Стоил протянул руку, отломил крошечную веточку, снаружи она была корявая, а внутри сочная, он понюхал ее и легким шагом направился домой, где его ждала Евлогия.
После той ночи, когда Караджов провожал Леду домой, он провел две недели в мучительном одиночестве и в неуемной тоске по ней. Все казалось, что она вот-вот даст о себе знать — самолюбие не позволяло ему сделать это первым. Он рассчитывал на ее великодушие, ему хотелось верить, что она все же оценила чувство, которого он не смог скрыть.
Первые два-три дня он считал ее молчание вполне естественным. Едва ли можно было рассчитывать, что она, с ее характером, станет звонить уже на следующий день, как будто ничего и не было. Внутреннее чувство подсказывало ему, что ее звонка следует ждать через два-три дня, не раньше. Но дни текли, а она все не объявлялась.
Погруженный в дела, Караджов внезапно с душевной болью вспоминал о ней, и все валилось из рук.
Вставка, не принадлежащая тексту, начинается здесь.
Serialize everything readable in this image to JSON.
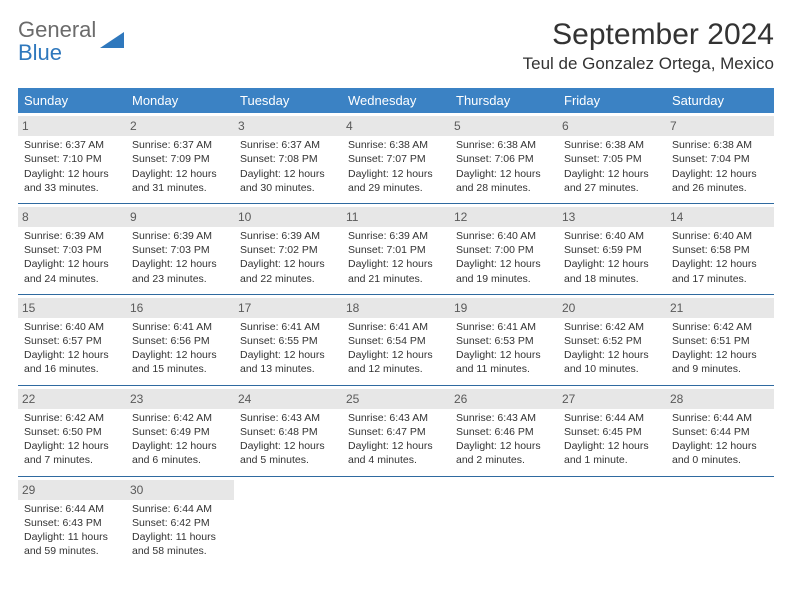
{
  "brand": {
    "name_part1": "General",
    "name_part2": "Blue"
  },
  "header": {
    "month_title": "September 2024",
    "location": "Teul de Gonzalez Ortega, Mexico"
  },
  "colors": {
    "header_bg": "#3b82c4",
    "header_text": "#ffffff",
    "daynum_bg": "#e7e7e7",
    "row_border": "#2f6aa0",
    "brand_gray": "#6b6b6b",
    "brand_blue": "#2f78bd"
  },
  "calendar": {
    "day_headers": [
      "Sunday",
      "Monday",
      "Tuesday",
      "Wednesday",
      "Thursday",
      "Friday",
      "Saturday"
    ],
    "weeks": [
      [
        {
          "n": "1",
          "sr": "6:37 AM",
          "ss": "7:10 PM",
          "dl": "12 hours and 33 minutes."
        },
        {
          "n": "2",
          "sr": "6:37 AM",
          "ss": "7:09 PM",
          "dl": "12 hours and 31 minutes."
        },
        {
          "n": "3",
          "sr": "6:37 AM",
          "ss": "7:08 PM",
          "dl": "12 hours and 30 minutes."
        },
        {
          "n": "4",
          "sr": "6:38 AM",
          "ss": "7:07 PM",
          "dl": "12 hours and 29 minutes."
        },
        {
          "n": "5",
          "sr": "6:38 AM",
          "ss": "7:06 PM",
          "dl": "12 hours and 28 minutes."
        },
        {
          "n": "6",
          "sr": "6:38 AM",
          "ss": "7:05 PM",
          "dl": "12 hours and 27 minutes."
        },
        {
          "n": "7",
          "sr": "6:38 AM",
          "ss": "7:04 PM",
          "dl": "12 hours and 26 minutes."
        }
      ],
      [
        {
          "n": "8",
          "sr": "6:39 AM",
          "ss": "7:03 PM",
          "dl": "12 hours and 24 minutes."
        },
        {
          "n": "9",
          "sr": "6:39 AM",
          "ss": "7:03 PM",
          "dl": "12 hours and 23 minutes."
        },
        {
          "n": "10",
          "sr": "6:39 AM",
          "ss": "7:02 PM",
          "dl": "12 hours and 22 minutes."
        },
        {
          "n": "11",
          "sr": "6:39 AM",
          "ss": "7:01 PM",
          "dl": "12 hours and 21 minutes."
        },
        {
          "n": "12",
          "sr": "6:40 AM",
          "ss": "7:00 PM",
          "dl": "12 hours and 19 minutes."
        },
        {
          "n": "13",
          "sr": "6:40 AM",
          "ss": "6:59 PM",
          "dl": "12 hours and 18 minutes."
        },
        {
          "n": "14",
          "sr": "6:40 AM",
          "ss": "6:58 PM",
          "dl": "12 hours and 17 minutes."
        }
      ],
      [
        {
          "n": "15",
          "sr": "6:40 AM",
          "ss": "6:57 PM",
          "dl": "12 hours and 16 minutes."
        },
        {
          "n": "16",
          "sr": "6:41 AM",
          "ss": "6:56 PM",
          "dl": "12 hours and 15 minutes."
        },
        {
          "n": "17",
          "sr": "6:41 AM",
          "ss": "6:55 PM",
          "dl": "12 hours and 13 minutes."
        },
        {
          "n": "18",
          "sr": "6:41 AM",
          "ss": "6:54 PM",
          "dl": "12 hours and 12 minutes."
        },
        {
          "n": "19",
          "sr": "6:41 AM",
          "ss": "6:53 PM",
          "dl": "12 hours and 11 minutes."
        },
        {
          "n": "20",
          "sr": "6:42 AM",
          "ss": "6:52 PM",
          "dl": "12 hours and 10 minutes."
        },
        {
          "n": "21",
          "sr": "6:42 AM",
          "ss": "6:51 PM",
          "dl": "12 hours and 9 minutes."
        }
      ],
      [
        {
          "n": "22",
          "sr": "6:42 AM",
          "ss": "6:50 PM",
          "dl": "12 hours and 7 minutes."
        },
        {
          "n": "23",
          "sr": "6:42 AM",
          "ss": "6:49 PM",
          "dl": "12 hours and 6 minutes."
        },
        {
          "n": "24",
          "sr": "6:43 AM",
          "ss": "6:48 PM",
          "dl": "12 hours and 5 minutes."
        },
        {
          "n": "25",
          "sr": "6:43 AM",
          "ss": "6:47 PM",
          "dl": "12 hours and 4 minutes."
        },
        {
          "n": "26",
          "sr": "6:43 AM",
          "ss": "6:46 PM",
          "dl": "12 hours and 2 minutes."
        },
        {
          "n": "27",
          "sr": "6:44 AM",
          "ss": "6:45 PM",
          "dl": "12 hours and 1 minute."
        },
        {
          "n": "28",
          "sr": "6:44 AM",
          "ss": "6:44 PM",
          "dl": "12 hours and 0 minutes."
        }
      ],
      [
        {
          "n": "29",
          "sr": "6:44 AM",
          "ss": "6:43 PM",
          "dl": "11 hours and 59 minutes."
        },
        {
          "n": "30",
          "sr": "6:44 AM",
          "ss": "6:42 PM",
          "dl": "11 hours and 58 minutes."
        },
        null,
        null,
        null,
        null,
        null
      ]
    ],
    "labels": {
      "sunrise": "Sunrise:",
      "sunset": "Sunset:",
      "daylight": "Daylight:"
    }
  }
}
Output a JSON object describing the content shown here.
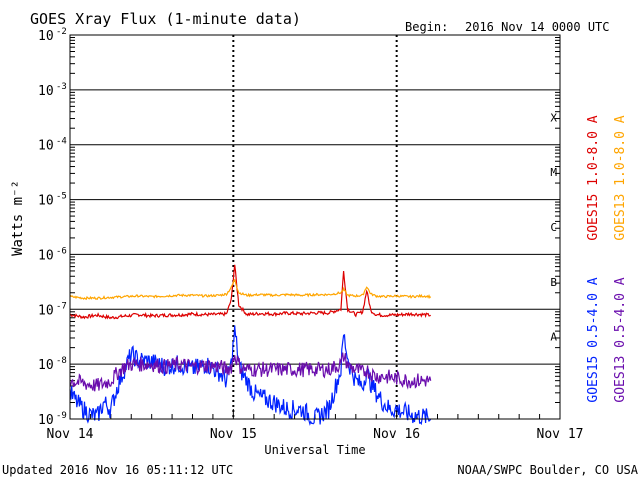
{
  "header": {
    "title": "GOES Xray Flux (1-minute data)",
    "begin_label": "Begin:",
    "begin_value": "2016 Nov 14 0000 UTC"
  },
  "footer": {
    "updated": "Updated 2016 Nov 16 05:11:12 UTC",
    "credit": "NOAA/SWPC Boulder, CO USA"
  },
  "chart_data": {
    "type": "line",
    "title": "GOES Xray Flux (1-minute data)",
    "xlabel": "Universal Time",
    "ylabel": "Watts m⁻²",
    "y_scale": "log",
    "ylim": [
      1e-09,
      0.01
    ],
    "xlim": [
      0,
      72
    ],
    "x_ticks": [
      {
        "value": 0,
        "label": "Nov 14"
      },
      {
        "value": 24,
        "label": "Nov 15"
      },
      {
        "value": 48,
        "label": "Nov 16"
      },
      {
        "value": 72,
        "label": "Nov 17"
      }
    ],
    "y_ticks": [
      {
        "exp": -9,
        "label": "10",
        "sup": "-9"
      },
      {
        "exp": -8,
        "label": "10",
        "sup": "-8"
      },
      {
        "exp": -7,
        "label": "10",
        "sup": "-7"
      },
      {
        "exp": -6,
        "label": "10",
        "sup": "-6"
      },
      {
        "exp": -5,
        "label": "10",
        "sup": "-5"
      },
      {
        "exp": -4,
        "label": "10",
        "sup": "-4"
      },
      {
        "exp": -3,
        "label": "10",
        "sup": "-3"
      },
      {
        "exp": -2,
        "label": "10",
        "sup": "-2"
      }
    ],
    "flare_classes": [
      {
        "label": "A",
        "exp": -8
      },
      {
        "label": "B",
        "exp": -7
      },
      {
        "label": "C",
        "exp": -6
      },
      {
        "label": "M",
        "exp": -5
      },
      {
        "label": "X",
        "exp": -4
      }
    ],
    "grid": true,
    "legend": [
      {
        "name": "GOES15 1.0-8.0 A",
        "color": "#dd0000"
      },
      {
        "name": "GOES13 1.0-8.0 A",
        "color": "#ffa500"
      },
      {
        "name": "GOES15 0.5-4.0 A",
        "color": "#0022ff"
      },
      {
        "name": "GOES13 0.5-4.0 A",
        "color": "#6a0dad"
      }
    ],
    "series": [
      {
        "name": "GOES15 1.0-8.0 A",
        "color": "#dd0000",
        "x": [
          0,
          2,
          4,
          6,
          8,
          10,
          12,
          14,
          16,
          18,
          20,
          22,
          23,
          23.7,
          24.2,
          24.8,
          26,
          28,
          30,
          32,
          34,
          36,
          38,
          39.8,
          40.2,
          40.8,
          42,
          43,
          43.6,
          44.2,
          45,
          46,
          48,
          50,
          52,
          53
        ],
        "y": [
          8e-08,
          7.2e-08,
          7.8e-08,
          7e-08,
          7.5e-08,
          8e-08,
          7.6e-08,
          7.8e-08,
          7.9e-08,
          8.2e-08,
          8e-08,
          8.1e-08,
          8.2e-08,
          1.5e-07,
          6.5e-07,
          1.2e-07,
          8e-08,
          8.4e-08,
          8.2e-08,
          8.5e-08,
          8.3e-08,
          8.6e-08,
          8.6e-08,
          1e-07,
          5e-07,
          1e-07,
          8e-08,
          9e-08,
          2.2e-07,
          9.5e-08,
          8e-08,
          7.8e-08,
          7.9e-08,
          8.2e-08,
          8e-08,
          7.8e-08
        ]
      },
      {
        "name": "GOES13 1.0-8.0 A",
        "color": "#ffa500",
        "x": [
          0,
          2,
          4,
          6,
          8,
          10,
          12,
          14,
          16,
          18,
          20,
          22,
          23,
          23.7,
          24.2,
          24.8,
          26,
          28,
          30,
          32,
          34,
          36,
          38,
          39.8,
          40.2,
          40.8,
          42,
          43,
          43.6,
          44.2,
          45,
          46,
          48,
          50,
          52,
          53
        ],
        "y": [
          1.7e-07,
          1.6e-07,
          1.6e-07,
          1.65e-07,
          1.7e-07,
          1.75e-07,
          1.7e-07,
          1.75e-07,
          1.8e-07,
          1.8e-07,
          1.75e-07,
          1.8e-07,
          1.9e-07,
          2.5e-07,
          3.5e-07,
          2e-07,
          1.8e-07,
          1.85e-07,
          1.8e-07,
          1.85e-07,
          1.8e-07,
          1.85e-07,
          1.85e-07,
          2e-07,
          2.3e-07,
          1.8e-07,
          1.75e-07,
          1.8e-07,
          2.6e-07,
          1.9e-07,
          1.75e-07,
          1.7e-07,
          1.75e-07,
          1.7e-07,
          1.75e-07,
          1.7e-07
        ]
      },
      {
        "name": "GOES15 0.5-4.0 A",
        "color": "#0022ff",
        "x": [
          0,
          1,
          2,
          3,
          4,
          5,
          6,
          7,
          8,
          9,
          10,
          12,
          14,
          16,
          18,
          20,
          22,
          23,
          23.7,
          24.2,
          25,
          26,
          27,
          28,
          30,
          32,
          34,
          36,
          38,
          39.8,
          40.2,
          41,
          42,
          43,
          43.6,
          44,
          45,
          46,
          47,
          48,
          50,
          52,
          53
        ],
        "y": [
          3e-09,
          2e-09,
          1.5e-09,
          1.2e-09,
          1.1e-09,
          2e-09,
          1.5e-09,
          4e-09,
          8e-09,
          1.5e-08,
          1.2e-08,
          1.1e-08,
          9e-09,
          1e-08,
          8e-09,
          1e-08,
          7e-09,
          5e-09,
          1e-08,
          4e-08,
          8e-09,
          5e-09,
          3e-09,
          2.5e-09,
          2e-09,
          1.5e-09,
          1.5e-09,
          1e-09,
          1.5e-09,
          8e-09,
          3.5e-08,
          1e-08,
          5e-09,
          4e-09,
          8e-09,
          5e-09,
          3e-09,
          2e-09,
          1.5e-09,
          1.5e-09,
          1.2e-09,
          1.1e-09,
          1e-09
        ]
      },
      {
        "name": "GOES13 0.5-4.0 A",
        "color": "#6a0dad",
        "x": [
          0,
          2,
          4,
          6,
          7,
          8,
          9,
          10,
          12,
          14,
          16,
          18,
          20,
          22,
          23,
          23.7,
          24.2,
          25,
          26,
          28,
          30,
          32,
          34,
          36,
          38,
          39.8,
          40.2,
          41,
          42,
          43,
          43.6,
          44,
          45,
          46,
          48,
          50,
          52,
          53
        ],
        "y": [
          5e-09,
          4.5e-09,
          4e-09,
          5e-09,
          7e-09,
          9e-09,
          1e-08,
          1e-08,
          1e-08,
          9e-09,
          1e-08,
          9e-09,
          9.5e-09,
          9e-09,
          8e-09,
          9e-09,
          1.5e-08,
          9e-09,
          8e-09,
          8e-09,
          8e-09,
          8e-09,
          8e-09,
          8e-09,
          8e-09,
          1e-08,
          1.4e-08,
          9e-09,
          8e-09,
          7e-09,
          8e-09,
          7e-09,
          6e-09,
          6e-09,
          5.5e-09,
          5e-09,
          5e-09,
          5e-09
        ]
      }
    ]
  }
}
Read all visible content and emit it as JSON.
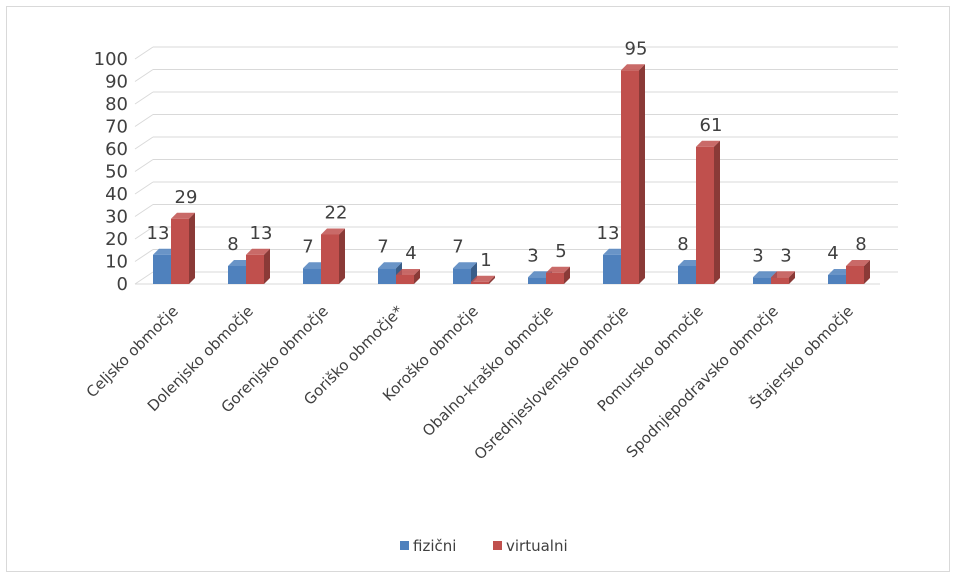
{
  "chart_data": {
    "type": "bar",
    "categories": [
      "Celjsko območje",
      "Dolenjsko območje",
      "Gorenjsko območje",
      "Goriško območje*",
      "Koroško območje",
      "Obalno-kraško območje",
      "Osrednjeslovensko območje",
      "Pomursko območje",
      "Spodnjepodravsko območje",
      "Štajersko območje"
    ],
    "series": [
      {
        "name": "fizični",
        "values": [
          13,
          8,
          7,
          7,
          7,
          3,
          13,
          8,
          3,
          4
        ],
        "color": "#4f81bd"
      },
      {
        "name": "virtualni",
        "values": [
          29,
          13,
          22,
          4,
          1,
          5,
          95,
          61,
          3,
          8
        ],
        "color": "#c0504d"
      }
    ],
    "yticks": [
      "0",
      "10",
      "20",
      "30",
      "40",
      "50",
      "60",
      "70",
      "80",
      "90",
      "100"
    ],
    "ylim": [
      0,
      100
    ],
    "grid": true,
    "legend": "bottom",
    "title": "",
    "xlabel": "",
    "ylabel": ""
  }
}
И чем дольше длилось ожидание, тем чаще замирал он у письменного стола, вблизи телефонных аппаратов, охваченный почти маниакальной боязнью пропустить ее звонок.
В следующую неделю он лишился сна. Ложился поздно, после полуночи, весь вечер дремал у телефона, который вообще редко напоминал о себе: звонили Калояновы, иногда с работы, но после десяти телефон молчал. Караджов вспоминал, что в эту пору заканчиваются концерты, и во всех подробностях представлял себе филармонию: народ одевается и расходится, среди оркестрантов Леда, зажавшая под мышкой флейту в футляре. Разве мыслимо, чтобы у нее не нашлось двух стотинок для автомата, разве трудно набрать шесть цифр из записной книжки? Не может же он сам караулить ее в филармонии или слоняться под вечер возле кафе — это было бы унижением.